Mankell
vefat etmiş.
Mankell,
İsveçli bir polisiye roman yazarıydı.
İsveç, son
50 yılda, 3 önemli polisiye kahraman dizisi çıkararak, o kadar küçük bir ülke
için gerçek bir rekor kırmış oldu:
Martin
Beck, Kurt Wallender ve Ejderha Dövmeli Kız.
İlkini
yazan bir ikili idi. Erkeği epeyi uzun zaman süre önce vefat etti ama kadın
hala sağ.
Üçüncüsünü
yazan da, daha önce vefat etti.
Mankell,
Wallander tipini yarattı ve şimdi o vefat etti.
Bu tipin
filmleri de yapıldı ve açıkçası benim için romandan daha başarılı idi.
Sonra
Mankell, nedense Martin Beck yazarlarının da (1970’lerde İsveç’in ambargosunu
deldiği ve bundan para kazandığı) Güney Afrika üzerinden takıntılı olduğu,
Afrika alanına girdi. Bencesi, bunda çok çok başarısız oldu.
Konuya takıntısı,
Afrika’da yaşıyor olmasındanmış. Ancak, ben bunda Clarke’ın Sri Lanka macerası,
bence saklı MI5 şeysi ve oranın teröristlerinin canlı bombayı icadı türünden,
bir tür başaşağı koloniyalizm etkisi
olduğunu da düşünmüyor değilim.
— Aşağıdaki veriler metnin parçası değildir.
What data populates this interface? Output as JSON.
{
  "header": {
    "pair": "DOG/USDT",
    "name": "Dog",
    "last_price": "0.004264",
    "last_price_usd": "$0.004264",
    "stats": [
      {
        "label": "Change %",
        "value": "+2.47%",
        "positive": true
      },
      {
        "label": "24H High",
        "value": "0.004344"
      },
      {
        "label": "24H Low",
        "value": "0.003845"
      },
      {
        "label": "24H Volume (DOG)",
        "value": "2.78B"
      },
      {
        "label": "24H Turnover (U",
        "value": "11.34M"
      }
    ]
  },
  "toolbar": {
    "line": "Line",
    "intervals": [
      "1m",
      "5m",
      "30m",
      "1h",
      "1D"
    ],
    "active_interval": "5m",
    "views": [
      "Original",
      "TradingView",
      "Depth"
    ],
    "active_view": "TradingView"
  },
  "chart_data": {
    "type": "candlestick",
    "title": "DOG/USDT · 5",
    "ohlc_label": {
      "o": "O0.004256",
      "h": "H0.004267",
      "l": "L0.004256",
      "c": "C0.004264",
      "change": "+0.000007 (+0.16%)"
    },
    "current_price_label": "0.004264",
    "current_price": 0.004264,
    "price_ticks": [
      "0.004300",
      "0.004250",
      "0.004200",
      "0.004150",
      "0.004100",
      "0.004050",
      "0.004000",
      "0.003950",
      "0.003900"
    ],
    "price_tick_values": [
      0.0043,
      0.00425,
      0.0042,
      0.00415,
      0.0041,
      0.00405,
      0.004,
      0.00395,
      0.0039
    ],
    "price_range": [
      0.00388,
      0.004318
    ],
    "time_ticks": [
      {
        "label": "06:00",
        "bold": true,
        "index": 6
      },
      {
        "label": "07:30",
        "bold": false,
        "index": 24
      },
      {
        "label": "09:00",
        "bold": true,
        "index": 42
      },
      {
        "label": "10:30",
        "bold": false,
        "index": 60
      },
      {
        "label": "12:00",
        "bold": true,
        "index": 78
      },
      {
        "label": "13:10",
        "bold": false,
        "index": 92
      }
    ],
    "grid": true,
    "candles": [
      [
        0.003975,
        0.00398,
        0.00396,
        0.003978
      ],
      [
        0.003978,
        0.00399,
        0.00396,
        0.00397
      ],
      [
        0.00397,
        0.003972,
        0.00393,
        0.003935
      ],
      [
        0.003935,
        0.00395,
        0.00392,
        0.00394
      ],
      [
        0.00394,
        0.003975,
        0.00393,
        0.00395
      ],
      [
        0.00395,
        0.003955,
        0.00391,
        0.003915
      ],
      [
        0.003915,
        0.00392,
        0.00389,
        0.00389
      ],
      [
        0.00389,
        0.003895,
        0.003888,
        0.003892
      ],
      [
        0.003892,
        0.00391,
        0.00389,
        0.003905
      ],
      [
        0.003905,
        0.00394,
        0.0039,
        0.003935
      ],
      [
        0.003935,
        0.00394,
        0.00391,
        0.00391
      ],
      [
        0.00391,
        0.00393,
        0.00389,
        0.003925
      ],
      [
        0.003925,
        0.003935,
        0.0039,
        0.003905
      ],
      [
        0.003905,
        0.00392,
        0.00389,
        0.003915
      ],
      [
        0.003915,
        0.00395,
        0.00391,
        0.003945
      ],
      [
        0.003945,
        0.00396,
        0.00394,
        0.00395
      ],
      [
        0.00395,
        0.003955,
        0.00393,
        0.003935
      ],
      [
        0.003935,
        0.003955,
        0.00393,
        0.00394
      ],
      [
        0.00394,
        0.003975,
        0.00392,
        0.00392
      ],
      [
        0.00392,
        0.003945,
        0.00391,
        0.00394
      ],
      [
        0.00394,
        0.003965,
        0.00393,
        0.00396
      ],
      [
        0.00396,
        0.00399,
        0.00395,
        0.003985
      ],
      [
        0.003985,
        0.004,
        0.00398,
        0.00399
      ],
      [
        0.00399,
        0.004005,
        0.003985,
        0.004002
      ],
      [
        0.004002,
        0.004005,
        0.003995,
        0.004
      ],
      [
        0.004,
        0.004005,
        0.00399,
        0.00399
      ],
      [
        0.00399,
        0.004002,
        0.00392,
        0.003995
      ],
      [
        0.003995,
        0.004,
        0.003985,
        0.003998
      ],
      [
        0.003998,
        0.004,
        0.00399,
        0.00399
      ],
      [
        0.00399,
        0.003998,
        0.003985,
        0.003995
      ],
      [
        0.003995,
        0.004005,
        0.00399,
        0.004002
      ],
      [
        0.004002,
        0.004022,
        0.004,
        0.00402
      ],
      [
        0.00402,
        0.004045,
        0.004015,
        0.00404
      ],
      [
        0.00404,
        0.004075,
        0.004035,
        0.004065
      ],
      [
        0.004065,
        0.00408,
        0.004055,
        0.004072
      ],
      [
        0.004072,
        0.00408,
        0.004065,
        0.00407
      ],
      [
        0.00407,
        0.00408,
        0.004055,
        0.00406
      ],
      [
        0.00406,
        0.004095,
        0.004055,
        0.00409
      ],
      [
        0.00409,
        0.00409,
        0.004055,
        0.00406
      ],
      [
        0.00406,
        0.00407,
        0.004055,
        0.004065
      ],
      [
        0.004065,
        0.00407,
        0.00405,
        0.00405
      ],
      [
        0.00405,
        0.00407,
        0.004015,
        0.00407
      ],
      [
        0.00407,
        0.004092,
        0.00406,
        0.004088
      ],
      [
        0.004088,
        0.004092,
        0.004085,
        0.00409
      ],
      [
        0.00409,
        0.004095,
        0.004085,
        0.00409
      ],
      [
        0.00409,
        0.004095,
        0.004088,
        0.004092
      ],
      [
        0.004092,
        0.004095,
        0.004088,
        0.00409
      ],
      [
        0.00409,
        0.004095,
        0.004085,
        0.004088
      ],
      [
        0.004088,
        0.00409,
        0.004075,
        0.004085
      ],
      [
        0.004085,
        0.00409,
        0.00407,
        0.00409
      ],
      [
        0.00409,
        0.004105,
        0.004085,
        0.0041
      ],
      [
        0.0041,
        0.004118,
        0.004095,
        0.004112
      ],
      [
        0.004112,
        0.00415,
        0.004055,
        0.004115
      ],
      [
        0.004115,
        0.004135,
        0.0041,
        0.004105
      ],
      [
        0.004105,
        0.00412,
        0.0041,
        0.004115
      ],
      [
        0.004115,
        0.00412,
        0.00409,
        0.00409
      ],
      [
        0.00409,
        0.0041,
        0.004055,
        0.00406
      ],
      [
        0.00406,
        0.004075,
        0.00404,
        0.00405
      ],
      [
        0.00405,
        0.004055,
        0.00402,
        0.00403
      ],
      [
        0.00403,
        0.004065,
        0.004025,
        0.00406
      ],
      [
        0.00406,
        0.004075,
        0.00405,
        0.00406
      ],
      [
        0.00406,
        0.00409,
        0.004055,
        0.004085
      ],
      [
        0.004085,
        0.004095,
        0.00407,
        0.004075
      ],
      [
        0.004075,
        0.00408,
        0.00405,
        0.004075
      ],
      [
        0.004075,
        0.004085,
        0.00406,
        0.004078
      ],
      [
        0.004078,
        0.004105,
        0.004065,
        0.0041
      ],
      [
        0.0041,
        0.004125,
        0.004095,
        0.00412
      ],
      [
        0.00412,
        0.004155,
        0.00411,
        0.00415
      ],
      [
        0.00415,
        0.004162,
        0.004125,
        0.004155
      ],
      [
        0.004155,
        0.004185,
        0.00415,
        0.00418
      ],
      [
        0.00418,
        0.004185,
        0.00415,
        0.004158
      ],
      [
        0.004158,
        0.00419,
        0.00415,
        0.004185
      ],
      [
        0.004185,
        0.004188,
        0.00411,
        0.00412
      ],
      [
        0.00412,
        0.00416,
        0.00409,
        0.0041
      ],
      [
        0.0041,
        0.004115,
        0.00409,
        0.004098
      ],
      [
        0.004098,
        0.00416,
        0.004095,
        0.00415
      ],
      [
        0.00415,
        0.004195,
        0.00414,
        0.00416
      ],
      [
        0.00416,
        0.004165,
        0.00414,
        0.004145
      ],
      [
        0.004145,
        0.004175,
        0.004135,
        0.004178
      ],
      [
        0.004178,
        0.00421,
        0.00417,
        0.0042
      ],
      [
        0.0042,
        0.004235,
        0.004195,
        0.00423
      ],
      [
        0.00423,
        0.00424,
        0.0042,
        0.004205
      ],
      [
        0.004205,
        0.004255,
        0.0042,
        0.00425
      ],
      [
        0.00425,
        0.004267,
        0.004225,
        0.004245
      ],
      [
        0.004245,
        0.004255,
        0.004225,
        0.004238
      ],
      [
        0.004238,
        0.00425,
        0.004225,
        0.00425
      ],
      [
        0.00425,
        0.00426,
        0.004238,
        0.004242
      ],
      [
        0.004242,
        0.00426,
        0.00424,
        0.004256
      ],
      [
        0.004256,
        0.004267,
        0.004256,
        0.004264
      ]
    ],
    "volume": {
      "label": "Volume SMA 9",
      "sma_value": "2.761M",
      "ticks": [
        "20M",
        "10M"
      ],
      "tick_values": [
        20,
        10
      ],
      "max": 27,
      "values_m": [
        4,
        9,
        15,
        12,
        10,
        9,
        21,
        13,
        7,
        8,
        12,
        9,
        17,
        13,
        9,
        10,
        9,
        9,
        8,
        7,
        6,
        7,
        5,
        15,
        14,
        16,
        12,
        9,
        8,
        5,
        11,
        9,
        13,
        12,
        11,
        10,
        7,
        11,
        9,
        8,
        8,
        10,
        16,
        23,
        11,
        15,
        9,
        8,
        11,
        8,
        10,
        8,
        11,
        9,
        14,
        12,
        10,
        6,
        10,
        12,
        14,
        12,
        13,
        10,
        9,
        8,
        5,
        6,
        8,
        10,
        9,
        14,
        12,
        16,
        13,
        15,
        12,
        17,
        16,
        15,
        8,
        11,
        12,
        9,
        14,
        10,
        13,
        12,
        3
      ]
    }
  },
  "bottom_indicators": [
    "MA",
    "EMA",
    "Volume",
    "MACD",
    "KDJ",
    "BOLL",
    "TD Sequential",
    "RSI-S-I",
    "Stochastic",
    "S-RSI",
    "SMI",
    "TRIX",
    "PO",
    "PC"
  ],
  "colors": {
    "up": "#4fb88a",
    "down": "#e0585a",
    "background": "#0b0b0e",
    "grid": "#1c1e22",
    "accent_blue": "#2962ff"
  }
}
Sonuçta Nordikler, taa 11. Yüzyıl’da Amerika’yı
kolonileştirmiş tipler.
Yine de,
bu öyküde / üçlemede bir şeyler dingildiyor ve ben bunu 10-15 yıldır
anlayamıyorum.
Tamam,
sosyal demokrat refah devleti, dolaylı kara para aklarsa, bu polisiye roman
yazarlarını rahatsız edebilir ve devlet suçu da polisiye roman yazdırabilir ama
yine de bunlar, yetmiyor.
Ancak bunlar,
nasıl olur da, klasik polisiye roman yazma geri planını yaratır?
İşte,
Mankell’e ‘güle güle’ derken, bu soruyu hala yanıtlayamamış olarak kalıyorum.